Sensor networks are especially useful in catastrophic or emergency
scenarios such as floods, fires, terrorist attacks or earthquakes
where human participation may be too dangerous. However, such
disaster scenarios pose an interesting design challenge since the
sensor nodes used to collect and communicate data may themselves
fail suddenly and unpredictably, resulting in the loss of valuable
data. Furthermore, because these networks are often expected to be
deployed in response to a disaster, or because of sudden
configuration changes due to failure, these networks are often
expected to operate in a "zero-configuration" paradigm, where data
collection and transmission must be initiated immediately, before
the nodes have a chance to assess the current network topology. In
this paper, we design and analyze techniques to increase
"persistence" of sensed data, so that data is more likely to reach
a data sink, even as network nodes fail. This is done by replicating
data compactly at neighboring nodes using novel "Growth Codes"
that increase in efficiency as data accumulates at the sink.
We show that Growth Codes preserve more data in the presence of node
failures than previously proposed erasure resilient techniques.
Joint work with Jon Feldman, Vishal Misra and Dan Rubenstein.

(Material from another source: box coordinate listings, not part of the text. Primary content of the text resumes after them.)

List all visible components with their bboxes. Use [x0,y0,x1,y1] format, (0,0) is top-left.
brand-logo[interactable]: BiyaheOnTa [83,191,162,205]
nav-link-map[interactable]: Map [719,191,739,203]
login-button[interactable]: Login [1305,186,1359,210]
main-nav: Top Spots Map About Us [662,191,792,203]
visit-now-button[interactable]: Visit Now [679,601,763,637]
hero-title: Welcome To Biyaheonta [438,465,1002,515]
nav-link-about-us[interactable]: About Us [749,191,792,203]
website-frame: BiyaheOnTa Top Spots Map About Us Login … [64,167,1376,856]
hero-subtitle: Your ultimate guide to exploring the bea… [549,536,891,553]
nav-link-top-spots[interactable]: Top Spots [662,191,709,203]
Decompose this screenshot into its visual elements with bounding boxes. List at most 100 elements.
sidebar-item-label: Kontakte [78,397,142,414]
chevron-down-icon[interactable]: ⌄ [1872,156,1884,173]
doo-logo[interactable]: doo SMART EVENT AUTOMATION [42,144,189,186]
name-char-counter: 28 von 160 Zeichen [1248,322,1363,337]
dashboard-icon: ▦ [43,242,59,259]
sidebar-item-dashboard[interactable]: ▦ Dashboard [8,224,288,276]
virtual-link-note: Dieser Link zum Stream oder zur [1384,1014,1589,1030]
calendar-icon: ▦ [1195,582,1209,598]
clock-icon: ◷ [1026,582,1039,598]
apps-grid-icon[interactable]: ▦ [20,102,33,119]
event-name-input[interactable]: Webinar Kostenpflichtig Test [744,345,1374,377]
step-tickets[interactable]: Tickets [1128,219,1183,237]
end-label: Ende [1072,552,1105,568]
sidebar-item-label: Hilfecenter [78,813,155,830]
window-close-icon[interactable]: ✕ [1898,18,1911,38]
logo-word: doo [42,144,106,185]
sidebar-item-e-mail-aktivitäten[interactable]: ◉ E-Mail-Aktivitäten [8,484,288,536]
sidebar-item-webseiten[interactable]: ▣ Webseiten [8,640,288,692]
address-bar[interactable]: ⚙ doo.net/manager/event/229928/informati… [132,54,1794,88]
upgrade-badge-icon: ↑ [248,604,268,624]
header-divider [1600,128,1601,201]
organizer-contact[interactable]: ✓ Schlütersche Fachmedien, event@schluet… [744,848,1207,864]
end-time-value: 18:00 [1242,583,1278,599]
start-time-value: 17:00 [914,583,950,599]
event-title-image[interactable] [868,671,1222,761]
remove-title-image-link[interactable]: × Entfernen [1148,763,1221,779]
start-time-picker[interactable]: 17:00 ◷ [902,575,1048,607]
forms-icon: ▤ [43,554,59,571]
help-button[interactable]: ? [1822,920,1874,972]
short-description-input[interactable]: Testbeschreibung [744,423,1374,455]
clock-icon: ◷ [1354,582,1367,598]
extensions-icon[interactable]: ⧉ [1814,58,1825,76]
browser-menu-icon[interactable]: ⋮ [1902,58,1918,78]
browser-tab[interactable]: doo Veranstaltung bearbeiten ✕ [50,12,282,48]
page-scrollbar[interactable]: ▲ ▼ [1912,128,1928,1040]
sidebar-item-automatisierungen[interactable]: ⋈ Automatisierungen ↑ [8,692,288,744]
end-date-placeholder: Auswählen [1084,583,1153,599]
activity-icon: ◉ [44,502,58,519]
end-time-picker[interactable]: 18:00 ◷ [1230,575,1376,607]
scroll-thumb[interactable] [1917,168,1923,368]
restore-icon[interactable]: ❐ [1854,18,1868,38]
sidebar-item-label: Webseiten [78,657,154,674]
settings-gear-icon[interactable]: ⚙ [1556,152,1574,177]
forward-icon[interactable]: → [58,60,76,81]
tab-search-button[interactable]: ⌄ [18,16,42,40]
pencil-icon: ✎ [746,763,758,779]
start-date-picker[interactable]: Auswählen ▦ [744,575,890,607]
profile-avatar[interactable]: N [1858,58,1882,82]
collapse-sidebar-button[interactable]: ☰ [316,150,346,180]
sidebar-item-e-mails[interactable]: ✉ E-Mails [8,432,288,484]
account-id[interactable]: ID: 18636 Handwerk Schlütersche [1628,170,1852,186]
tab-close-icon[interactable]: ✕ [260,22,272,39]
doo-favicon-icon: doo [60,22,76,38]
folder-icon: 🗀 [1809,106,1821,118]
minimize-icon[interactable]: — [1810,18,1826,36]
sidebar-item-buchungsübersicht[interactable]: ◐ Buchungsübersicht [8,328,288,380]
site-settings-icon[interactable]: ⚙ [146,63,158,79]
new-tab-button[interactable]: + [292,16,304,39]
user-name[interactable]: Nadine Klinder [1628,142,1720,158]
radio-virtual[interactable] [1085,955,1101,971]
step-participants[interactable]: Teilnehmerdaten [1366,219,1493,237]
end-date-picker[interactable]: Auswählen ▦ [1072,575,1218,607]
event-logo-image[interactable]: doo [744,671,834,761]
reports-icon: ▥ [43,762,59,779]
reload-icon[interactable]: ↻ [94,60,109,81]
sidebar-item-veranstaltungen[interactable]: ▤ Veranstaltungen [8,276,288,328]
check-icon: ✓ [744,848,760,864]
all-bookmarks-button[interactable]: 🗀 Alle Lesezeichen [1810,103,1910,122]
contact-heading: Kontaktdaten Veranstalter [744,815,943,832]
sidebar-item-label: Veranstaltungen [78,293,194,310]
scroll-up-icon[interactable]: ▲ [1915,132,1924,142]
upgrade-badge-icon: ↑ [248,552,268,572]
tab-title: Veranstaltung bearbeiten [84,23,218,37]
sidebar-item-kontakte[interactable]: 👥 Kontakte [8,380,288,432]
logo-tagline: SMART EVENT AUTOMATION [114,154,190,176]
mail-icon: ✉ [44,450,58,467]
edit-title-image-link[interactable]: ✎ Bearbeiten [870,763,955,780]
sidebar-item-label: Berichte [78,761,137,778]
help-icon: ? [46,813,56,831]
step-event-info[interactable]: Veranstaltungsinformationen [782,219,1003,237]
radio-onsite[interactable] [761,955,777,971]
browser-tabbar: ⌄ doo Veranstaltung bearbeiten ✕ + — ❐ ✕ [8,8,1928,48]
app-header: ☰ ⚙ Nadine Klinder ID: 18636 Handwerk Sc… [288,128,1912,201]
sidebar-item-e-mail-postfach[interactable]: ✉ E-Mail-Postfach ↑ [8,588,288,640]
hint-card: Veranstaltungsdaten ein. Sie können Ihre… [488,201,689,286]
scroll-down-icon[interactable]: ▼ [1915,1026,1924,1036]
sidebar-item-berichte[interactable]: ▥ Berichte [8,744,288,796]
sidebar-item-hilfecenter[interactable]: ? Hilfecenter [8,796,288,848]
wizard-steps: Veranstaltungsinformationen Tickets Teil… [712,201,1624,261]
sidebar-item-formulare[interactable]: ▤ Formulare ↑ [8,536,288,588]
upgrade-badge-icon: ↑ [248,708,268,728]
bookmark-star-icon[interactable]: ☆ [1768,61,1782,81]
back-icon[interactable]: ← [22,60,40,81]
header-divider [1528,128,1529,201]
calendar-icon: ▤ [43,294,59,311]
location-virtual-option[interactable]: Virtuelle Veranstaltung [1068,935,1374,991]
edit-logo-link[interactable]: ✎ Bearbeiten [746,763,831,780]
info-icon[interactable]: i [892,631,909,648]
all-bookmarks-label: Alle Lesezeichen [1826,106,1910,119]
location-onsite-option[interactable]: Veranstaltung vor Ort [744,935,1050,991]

Abhinav Kamra is a PhD student with the Department of Computer Science
at Columbia University in New York. He obtained his B.Tech. in
Computer Science from IIT Delhi in India and his M.S. in Computer Science
from Columbia University. His research interests include Network Coding
and its Applications in Sensor Networks, Performance Evaluation and
Design of Algorithms for Communication Networks. He is supervised in his
research by Prof. Vishal Misra and Prof. Dan Rubenstein.